Because we are of the opinion that the petition accompanying House No. 4463 was not a petition properly filed under Section 8 of the Home Rule Amendment, we answer the question, "No."








[Note 1] The crucial language concerning the referendum vote in Hopkinton appears in St. 1954, c. 660, Section 1, which amended St. 1943, c. 454, Section 2, by inserting a new Section 2. For the purposes of our discussion we shall refer to St. 1943. c. 454, Section 2, as amended by St. 1954, c. 660, Section 1, as St. 1954, c. 660. The only other section of St. 1954, c. 660, provided for submission of its acceptance to the voters at a town meeting. St. 1954, c. 660, Section 2.

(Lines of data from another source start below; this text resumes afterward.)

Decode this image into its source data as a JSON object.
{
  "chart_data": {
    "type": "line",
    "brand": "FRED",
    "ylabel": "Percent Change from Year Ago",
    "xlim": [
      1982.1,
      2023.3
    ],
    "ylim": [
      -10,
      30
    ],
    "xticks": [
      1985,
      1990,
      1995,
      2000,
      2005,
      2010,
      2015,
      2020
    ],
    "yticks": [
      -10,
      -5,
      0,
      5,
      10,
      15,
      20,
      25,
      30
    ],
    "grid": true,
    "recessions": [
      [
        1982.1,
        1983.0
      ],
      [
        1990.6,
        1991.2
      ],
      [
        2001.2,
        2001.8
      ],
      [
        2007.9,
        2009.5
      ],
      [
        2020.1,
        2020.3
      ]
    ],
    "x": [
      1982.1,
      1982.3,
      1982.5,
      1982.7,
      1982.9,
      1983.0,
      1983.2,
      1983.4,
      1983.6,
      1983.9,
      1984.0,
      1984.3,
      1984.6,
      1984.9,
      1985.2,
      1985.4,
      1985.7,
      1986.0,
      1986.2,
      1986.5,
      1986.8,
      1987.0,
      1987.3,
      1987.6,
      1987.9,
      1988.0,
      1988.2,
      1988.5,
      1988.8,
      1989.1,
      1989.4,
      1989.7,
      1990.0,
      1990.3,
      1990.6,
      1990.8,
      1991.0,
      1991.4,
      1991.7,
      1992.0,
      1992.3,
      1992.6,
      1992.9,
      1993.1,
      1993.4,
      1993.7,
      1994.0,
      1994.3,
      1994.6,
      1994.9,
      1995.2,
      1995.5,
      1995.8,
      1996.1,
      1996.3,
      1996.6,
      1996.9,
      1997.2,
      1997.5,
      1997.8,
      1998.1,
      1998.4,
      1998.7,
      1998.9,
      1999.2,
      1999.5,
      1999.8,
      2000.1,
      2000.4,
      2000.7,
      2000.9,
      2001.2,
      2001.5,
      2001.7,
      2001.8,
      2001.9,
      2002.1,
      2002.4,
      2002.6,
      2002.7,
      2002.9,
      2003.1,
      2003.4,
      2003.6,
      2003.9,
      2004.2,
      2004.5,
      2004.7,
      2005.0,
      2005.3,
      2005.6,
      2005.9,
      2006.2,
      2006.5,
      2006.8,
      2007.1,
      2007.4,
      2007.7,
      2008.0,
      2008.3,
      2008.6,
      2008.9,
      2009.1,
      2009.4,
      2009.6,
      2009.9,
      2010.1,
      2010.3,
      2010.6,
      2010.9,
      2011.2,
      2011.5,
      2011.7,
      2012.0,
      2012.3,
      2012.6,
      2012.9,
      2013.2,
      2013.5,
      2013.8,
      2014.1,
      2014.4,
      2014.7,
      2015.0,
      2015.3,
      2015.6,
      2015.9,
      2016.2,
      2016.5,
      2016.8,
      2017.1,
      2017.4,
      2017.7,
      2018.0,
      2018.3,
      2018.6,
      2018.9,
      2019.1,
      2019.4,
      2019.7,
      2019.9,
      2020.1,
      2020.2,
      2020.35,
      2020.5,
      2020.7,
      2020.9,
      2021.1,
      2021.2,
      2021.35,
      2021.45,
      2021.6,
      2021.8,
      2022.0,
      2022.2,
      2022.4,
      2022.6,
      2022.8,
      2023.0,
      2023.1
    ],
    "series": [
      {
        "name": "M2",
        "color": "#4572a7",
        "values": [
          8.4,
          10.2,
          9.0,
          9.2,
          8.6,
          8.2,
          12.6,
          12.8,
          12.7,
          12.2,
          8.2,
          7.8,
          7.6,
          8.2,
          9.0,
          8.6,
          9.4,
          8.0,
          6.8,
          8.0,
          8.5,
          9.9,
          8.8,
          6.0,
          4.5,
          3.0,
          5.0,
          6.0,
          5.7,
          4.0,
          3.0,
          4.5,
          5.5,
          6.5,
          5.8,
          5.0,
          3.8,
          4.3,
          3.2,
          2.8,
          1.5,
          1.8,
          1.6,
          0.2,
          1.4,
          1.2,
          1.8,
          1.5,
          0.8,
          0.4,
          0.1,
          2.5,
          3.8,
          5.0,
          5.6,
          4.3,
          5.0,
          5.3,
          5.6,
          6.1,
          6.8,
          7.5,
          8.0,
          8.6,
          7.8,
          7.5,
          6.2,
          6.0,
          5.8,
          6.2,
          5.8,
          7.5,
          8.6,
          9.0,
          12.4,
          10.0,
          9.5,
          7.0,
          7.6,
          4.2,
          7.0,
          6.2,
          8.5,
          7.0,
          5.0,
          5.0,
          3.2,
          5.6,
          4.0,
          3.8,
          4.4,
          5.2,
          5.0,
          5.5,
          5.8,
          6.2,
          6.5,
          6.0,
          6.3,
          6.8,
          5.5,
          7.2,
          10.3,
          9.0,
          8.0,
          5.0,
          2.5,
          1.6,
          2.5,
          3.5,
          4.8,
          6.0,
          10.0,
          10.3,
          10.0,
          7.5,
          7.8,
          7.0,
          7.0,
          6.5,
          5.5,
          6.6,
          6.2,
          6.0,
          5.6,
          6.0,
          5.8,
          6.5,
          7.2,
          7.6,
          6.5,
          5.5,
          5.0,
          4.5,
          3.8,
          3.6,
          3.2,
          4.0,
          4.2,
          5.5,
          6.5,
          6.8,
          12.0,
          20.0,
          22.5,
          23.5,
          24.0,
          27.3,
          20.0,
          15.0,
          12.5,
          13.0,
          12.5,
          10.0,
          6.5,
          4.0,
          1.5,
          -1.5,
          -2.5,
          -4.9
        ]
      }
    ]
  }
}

[Note 2] We have examined the papers and docket entries in that action. Dennis A. Keefe et al v. John H. Duffy et al, Middlesex Superior Court, Civil No. 75-6607. The complaint was filed on December 12, 1975. The plaintiffs are voters of the town of Hopkinton, and the defendants are the members of the town's board of selectmen. The complaint seeks a declaration that the vote taken at the referendum election was invalid under St. 1954, c. 660, because that statute allows a referendum only on measures affirmed by vote at a town meeting and not measures defeated by vote at a town meeting. On January 27, 1976, the defendants filed an answer asking the court to declare valid the vote taken at the referendum election on December 15, 1975, because St. 1954, c. 660, allows a referendum on a measure upon which a vote was taken at a town meeting whether the measure was passed or defeated. According to the docket entries, no further action has been taken in the case.

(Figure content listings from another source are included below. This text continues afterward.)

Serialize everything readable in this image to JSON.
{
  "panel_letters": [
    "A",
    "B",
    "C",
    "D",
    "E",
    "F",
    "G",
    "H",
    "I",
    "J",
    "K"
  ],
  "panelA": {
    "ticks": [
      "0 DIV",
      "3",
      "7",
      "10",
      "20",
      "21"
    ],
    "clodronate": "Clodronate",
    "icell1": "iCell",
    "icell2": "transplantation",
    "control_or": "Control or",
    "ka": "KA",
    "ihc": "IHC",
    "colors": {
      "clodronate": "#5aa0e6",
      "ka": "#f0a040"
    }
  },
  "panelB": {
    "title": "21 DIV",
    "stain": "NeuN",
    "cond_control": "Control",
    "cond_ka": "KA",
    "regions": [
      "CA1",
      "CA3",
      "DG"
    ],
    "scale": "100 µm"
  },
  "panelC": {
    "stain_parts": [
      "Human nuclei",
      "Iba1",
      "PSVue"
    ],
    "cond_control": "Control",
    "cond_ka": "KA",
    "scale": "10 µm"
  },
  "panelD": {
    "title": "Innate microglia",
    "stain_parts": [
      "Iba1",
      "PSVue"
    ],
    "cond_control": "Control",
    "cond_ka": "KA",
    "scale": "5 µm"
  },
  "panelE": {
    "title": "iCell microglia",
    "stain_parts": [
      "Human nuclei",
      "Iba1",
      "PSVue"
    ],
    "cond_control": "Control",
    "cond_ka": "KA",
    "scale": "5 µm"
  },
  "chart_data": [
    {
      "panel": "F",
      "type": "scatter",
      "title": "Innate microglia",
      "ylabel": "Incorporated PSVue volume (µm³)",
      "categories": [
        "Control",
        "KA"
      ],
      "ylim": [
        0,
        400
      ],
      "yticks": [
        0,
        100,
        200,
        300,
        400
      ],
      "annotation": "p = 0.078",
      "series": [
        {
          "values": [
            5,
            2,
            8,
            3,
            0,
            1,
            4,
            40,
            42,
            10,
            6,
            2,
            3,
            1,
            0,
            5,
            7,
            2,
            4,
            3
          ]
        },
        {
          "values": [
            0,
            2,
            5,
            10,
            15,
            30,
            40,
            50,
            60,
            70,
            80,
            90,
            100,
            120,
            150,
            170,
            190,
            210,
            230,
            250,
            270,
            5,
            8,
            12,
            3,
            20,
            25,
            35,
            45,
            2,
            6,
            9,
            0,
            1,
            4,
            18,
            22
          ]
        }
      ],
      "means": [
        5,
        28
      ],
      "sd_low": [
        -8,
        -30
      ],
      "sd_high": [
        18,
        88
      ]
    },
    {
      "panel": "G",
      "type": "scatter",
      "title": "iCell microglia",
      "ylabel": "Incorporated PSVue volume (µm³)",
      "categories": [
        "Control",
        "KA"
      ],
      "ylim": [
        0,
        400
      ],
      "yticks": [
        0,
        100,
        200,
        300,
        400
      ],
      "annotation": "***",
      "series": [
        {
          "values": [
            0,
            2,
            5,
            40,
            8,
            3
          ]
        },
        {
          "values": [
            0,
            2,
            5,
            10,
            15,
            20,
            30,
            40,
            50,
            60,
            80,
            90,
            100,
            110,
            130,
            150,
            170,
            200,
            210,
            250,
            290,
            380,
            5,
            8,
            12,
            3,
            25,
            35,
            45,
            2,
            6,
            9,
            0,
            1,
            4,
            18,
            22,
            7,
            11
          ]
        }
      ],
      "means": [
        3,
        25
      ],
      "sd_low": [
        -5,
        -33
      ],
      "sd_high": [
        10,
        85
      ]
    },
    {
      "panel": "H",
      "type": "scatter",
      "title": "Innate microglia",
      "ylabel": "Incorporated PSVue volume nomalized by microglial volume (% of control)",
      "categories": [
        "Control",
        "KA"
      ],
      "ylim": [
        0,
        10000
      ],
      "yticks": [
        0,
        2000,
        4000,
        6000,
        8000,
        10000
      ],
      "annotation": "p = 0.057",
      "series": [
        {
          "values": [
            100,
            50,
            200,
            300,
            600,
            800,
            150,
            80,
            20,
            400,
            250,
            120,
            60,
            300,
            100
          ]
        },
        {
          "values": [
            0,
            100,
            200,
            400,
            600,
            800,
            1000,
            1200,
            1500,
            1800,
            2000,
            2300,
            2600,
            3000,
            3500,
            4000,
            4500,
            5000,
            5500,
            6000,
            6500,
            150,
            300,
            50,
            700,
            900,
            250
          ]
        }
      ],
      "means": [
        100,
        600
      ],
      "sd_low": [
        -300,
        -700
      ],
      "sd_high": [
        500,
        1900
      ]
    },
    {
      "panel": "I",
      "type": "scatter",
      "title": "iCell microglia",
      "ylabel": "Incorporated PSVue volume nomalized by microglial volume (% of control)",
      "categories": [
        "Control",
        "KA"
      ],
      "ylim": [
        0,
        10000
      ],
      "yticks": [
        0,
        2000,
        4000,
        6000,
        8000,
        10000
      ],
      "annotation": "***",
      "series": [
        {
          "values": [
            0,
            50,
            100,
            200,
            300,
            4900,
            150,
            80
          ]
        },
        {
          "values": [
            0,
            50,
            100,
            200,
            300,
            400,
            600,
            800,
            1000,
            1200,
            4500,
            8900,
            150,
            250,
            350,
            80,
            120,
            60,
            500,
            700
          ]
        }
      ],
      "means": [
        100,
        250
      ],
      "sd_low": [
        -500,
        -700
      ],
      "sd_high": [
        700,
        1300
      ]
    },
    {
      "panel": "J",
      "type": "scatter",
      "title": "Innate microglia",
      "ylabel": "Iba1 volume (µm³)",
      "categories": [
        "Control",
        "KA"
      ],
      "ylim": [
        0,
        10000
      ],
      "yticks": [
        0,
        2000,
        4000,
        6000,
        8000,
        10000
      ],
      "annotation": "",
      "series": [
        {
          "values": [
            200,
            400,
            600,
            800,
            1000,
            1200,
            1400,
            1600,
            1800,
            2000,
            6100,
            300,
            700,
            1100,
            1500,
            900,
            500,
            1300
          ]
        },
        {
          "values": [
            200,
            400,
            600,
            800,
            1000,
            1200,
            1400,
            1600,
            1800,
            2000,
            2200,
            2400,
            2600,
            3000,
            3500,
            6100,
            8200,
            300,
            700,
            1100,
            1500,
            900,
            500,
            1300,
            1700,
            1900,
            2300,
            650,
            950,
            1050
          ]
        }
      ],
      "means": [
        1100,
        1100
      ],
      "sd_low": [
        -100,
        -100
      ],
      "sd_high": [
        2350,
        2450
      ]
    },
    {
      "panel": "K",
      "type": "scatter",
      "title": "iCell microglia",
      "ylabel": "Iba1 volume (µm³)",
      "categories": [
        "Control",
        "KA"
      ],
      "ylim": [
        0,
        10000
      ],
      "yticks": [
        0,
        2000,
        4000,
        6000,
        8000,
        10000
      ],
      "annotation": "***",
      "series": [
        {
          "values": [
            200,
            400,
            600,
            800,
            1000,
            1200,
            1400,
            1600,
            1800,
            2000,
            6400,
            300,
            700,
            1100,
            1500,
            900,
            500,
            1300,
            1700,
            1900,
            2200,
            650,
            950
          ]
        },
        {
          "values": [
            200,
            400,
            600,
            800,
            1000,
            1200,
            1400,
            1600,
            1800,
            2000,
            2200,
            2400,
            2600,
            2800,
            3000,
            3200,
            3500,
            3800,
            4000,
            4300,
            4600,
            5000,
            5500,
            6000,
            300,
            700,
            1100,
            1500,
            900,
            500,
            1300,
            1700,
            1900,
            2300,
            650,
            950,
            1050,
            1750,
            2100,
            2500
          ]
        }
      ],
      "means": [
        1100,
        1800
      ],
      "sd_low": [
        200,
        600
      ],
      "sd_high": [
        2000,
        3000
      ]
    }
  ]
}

In response to our invitation to interested persons to file briefs, we received briefs from the town counsel of the town of Hopkinton and from the plaintiffs in the pending civil action.

[Note 3] We accept a vote "to have the Board of Selectmen petition the General Court requesting the enactment of . . . [a] special act" as satisfying the requirement of Section 8 that the petition be "filed or approved" by the voters or the town meeting.

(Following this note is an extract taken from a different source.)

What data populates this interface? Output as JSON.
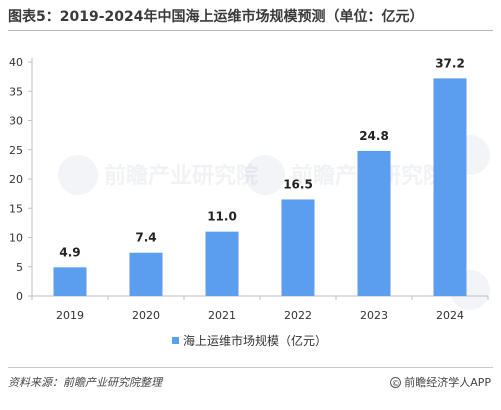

[Note 4] In offering our opinion on this issue, one that has been raised in the course of private litigation, we caution that the answer we give is in our capacity as counselor to a coordinate branch of our government and is not binding on the parties to that litigation. See Opinion of the Justices, 5 Met. 596, 597-598 (1844).

[Note 5] Such a general law was proposed in 1966 in the First Report of the Special Commission on Implementation of the Municipal Home Rule Amendment to the State Constitution, 1966 Senate Doc. No. 846, 26-28. From time to time that Commission has renewed its proposal that procedures be defined for requesting the enactment of special laws under Section 8 (1) of the Home Rule Amendment. See 1967 Senate Doc. No. 1547, 22. In 1969, that Special Commission in its Fourteenth Report made a detailed suggestion for implementing local petitions under Section 8. See 1969 Senate Doc. No. 1271, 4-5.

General Laws c. 3, Section 8A, inserted by St. 1973, c. 896, provides that a petition filed pursuant to Section 8 of the Home Rule Amendment must indicate the number voting for and the number voting against, if such a vote is tabulated. That section does not prescribe any procedure to be followed in obtaining the voters' approval of a petition.

[Note 6] For example, a home rule petition for special legislation affecting a municipality signed by a majority of the municipality's voters might have a valid existence without implementing legislation.